80 sociétés françaises du portefeuille de l’APE

Reste à définir les entreprises concernées parmi les quelque quatre-vingts sociétés françaises du portefeuille de l’Agence des participations de l’Etat (APE). Au début de l’été, le patron de l’APE, Martin Vial, a remis au ministre de l’économie une liste détaillant les sociétés stratégiques, dont l’Etat doit rester au capital. Les entreprises liées à la souveraineté nationale, comme celles de la défense (Thales), du nucléaire (Areva) ou de l’énergie (EDF), n’ont pas vocation à être cédées. De même, selon la doctrine de l’APE, les entreprises de service public comme La Poste, la SNCF ou la RATP, doivent rester dans le giron de l’Etat.

La quasi-totalité des autres sociétés, détenues entièrement ou partiellement par l’Etat, pourraient être progressivement cédées pour financer le fonds d’innovation ou réinvestir dans d’autres participations, à l’instar de STX, début juillet.

Au sein de son portefeuille coté, une demi-douzaine d’entreprises pourraient être concernées par des cessions de blocs d’actions. Il y a tout d’abord la participation de 19,74 % dans Renault. Depuis deux ans, l’Etat s’est engagé à revendre 4,7 % acquis par surprise sur les marchés en 2015. Cette vente devra rapporter au moins 1,2 milliard d’euros, le prix dépensé par l’APE à l’époque. Si le gouvernement devait céder un bloc d’actions plus important, il deviendrait deuxième actionnaire derrière Nissan, une situation pour le moment improbable.

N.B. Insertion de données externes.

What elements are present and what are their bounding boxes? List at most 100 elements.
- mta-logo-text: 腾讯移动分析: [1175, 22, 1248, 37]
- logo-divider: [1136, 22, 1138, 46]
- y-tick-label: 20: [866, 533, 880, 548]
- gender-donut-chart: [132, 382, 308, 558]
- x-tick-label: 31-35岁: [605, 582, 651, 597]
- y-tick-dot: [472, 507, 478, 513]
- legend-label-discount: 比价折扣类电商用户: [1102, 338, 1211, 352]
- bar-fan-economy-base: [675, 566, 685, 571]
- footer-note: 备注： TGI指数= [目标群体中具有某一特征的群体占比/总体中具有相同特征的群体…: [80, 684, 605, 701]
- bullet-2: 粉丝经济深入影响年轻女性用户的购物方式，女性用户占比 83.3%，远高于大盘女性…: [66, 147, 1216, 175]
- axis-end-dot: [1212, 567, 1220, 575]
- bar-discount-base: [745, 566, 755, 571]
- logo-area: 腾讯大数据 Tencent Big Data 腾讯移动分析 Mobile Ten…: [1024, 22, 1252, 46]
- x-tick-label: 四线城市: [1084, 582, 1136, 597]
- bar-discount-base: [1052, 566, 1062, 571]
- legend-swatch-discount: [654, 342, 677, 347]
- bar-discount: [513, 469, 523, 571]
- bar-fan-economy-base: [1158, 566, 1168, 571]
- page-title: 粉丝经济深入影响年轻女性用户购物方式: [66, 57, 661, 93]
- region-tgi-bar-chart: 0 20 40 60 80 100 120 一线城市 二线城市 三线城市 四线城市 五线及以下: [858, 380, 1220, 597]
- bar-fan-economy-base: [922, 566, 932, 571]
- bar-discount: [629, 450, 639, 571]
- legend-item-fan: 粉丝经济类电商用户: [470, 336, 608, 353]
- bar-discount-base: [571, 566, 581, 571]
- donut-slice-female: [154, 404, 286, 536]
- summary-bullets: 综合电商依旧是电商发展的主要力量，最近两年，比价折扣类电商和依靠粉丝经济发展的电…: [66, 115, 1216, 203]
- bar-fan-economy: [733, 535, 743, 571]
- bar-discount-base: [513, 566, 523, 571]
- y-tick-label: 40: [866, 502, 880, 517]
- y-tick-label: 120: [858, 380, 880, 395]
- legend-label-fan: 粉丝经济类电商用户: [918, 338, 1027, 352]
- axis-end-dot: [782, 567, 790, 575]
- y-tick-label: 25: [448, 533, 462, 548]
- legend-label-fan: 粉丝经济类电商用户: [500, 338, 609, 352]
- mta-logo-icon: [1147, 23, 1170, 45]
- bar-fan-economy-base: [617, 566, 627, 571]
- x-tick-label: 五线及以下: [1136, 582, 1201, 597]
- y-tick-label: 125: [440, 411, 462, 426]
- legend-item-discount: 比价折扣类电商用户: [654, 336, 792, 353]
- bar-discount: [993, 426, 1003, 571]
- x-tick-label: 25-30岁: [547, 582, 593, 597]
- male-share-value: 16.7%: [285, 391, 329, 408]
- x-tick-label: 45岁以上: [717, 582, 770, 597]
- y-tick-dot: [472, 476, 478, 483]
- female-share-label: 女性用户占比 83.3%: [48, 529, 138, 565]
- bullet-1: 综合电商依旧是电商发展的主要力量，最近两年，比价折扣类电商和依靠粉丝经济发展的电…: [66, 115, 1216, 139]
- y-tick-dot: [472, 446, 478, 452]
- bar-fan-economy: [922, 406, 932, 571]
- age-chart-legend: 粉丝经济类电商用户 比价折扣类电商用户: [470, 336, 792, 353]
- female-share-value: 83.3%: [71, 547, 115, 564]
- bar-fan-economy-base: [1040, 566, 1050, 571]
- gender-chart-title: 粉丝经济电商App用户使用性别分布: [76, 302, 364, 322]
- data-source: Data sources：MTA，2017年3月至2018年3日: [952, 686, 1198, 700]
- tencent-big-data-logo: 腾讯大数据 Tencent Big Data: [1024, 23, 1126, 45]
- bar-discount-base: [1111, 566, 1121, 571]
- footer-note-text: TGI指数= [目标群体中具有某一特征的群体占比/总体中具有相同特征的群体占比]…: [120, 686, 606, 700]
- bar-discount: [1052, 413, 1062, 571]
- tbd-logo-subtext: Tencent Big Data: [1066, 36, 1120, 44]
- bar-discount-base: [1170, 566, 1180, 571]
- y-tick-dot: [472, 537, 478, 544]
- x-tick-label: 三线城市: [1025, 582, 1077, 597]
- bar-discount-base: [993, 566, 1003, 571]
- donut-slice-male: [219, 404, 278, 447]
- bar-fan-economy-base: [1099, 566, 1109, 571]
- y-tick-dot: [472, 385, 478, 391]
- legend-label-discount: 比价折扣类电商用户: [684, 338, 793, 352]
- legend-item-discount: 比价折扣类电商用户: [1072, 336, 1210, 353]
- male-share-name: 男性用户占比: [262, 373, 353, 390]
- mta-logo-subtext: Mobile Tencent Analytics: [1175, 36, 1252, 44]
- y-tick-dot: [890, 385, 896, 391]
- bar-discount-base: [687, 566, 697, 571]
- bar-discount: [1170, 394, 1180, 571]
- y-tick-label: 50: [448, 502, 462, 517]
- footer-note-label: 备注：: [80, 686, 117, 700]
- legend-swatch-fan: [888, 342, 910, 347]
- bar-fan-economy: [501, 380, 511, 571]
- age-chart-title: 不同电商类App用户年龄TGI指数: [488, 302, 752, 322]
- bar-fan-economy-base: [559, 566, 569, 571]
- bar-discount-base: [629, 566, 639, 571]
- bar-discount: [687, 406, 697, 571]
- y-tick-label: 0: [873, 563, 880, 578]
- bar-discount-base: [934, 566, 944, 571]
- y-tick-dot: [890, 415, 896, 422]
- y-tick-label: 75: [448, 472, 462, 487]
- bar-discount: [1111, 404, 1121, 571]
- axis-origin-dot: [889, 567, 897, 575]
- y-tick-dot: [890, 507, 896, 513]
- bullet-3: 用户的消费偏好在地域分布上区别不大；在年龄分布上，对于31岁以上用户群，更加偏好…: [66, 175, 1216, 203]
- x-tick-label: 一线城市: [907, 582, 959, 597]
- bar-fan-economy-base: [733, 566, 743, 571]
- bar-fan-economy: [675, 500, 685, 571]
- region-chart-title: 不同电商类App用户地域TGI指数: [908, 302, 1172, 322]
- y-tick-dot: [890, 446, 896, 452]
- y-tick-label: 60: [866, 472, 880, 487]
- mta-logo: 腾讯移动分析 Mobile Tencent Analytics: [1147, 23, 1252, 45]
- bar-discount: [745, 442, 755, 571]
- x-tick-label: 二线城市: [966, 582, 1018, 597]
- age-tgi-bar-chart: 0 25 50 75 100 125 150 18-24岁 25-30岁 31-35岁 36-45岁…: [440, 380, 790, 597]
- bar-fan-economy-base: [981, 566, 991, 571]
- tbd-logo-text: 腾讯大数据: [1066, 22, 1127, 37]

Le gouvernement devrait également poursuivre sa baisse au capital d’Engie (28,8 %, valorisé 10 milliards d’euros), voire Safran (14 %, 4,8 milliards). Début juillet, une source a estimé qu’il « faudra attendre que l’intégration de Zodiac soit menée à bien », avant de penser à céder des parts. De même, l’Etat pourrait revoir à la baisse sa participation dans Air France-KLM (17,58 %, 651 millions d’euros), mais cela rapporterait peu. Par ailleurs, le gouvernement a toujours la possibilité de céder des actions d’Orange (13,45 %, 5 milliards), mais il faut d’abord que le gouvernement décide si la société reste stratégique pour lui.

Vinci intéressé par ADP

Par ailleurs, l’Etat devrait poursuivre la cession d’infrastructures. « Comme il existe un cadrage économique et une réglementation de sécurité stricte pour ces entreprises, notre présence au capital de ces établissements n’est plus nécessaire », confirme une source à Bercy. Après les cessions des aéroports de Toulouse, de Nice et de Lyon, l’Etat pourrait rapidement mettre en vente ses participations dans une dizaine d’aéroports régionaux.

De même, la cession d’Aéroports de Paris (ADP), dont l’Etat détient encore 50,63 %, est également sur la table. Au 28 août, sa participation dans l’opérateur aéroportuaire était valorisée à 7,3 milliards d’euros. Vinci, déjà actionnaire de l’aéroport, s’est déclaré intéressé par ADP, tandis que d’autres groupes devraient rapidement se manifester en cas de mise aux enchères des parts de l’Etat. Pour réaliser la privatisation, le gouvernement doit faire passer une loi pour autoriser la transaction et statuer sur la propriété du foncier de la plate-forme aéroportuaire.

Enfin, circule toujours l’idée d’une cession de la Française des jeux (FDJ), dont l’Etat détient 72 % du capital. Plusieurs fois tentée, cette privatisation reste sensible. Faut-il encaisser d’un coup 1,5 à 2,2 milliards d’euros ou compter à l’avenir sur les dividendes de la FDJ, autour de 130 millions par an ? De plus, comment justifier la privatisation d’un monopole… Une chose est sûre, le gouvernement souhaitera poursuivre ses prélèvements sur les mises de la FDJ, qui ont rapporté 3,1 milliards par an.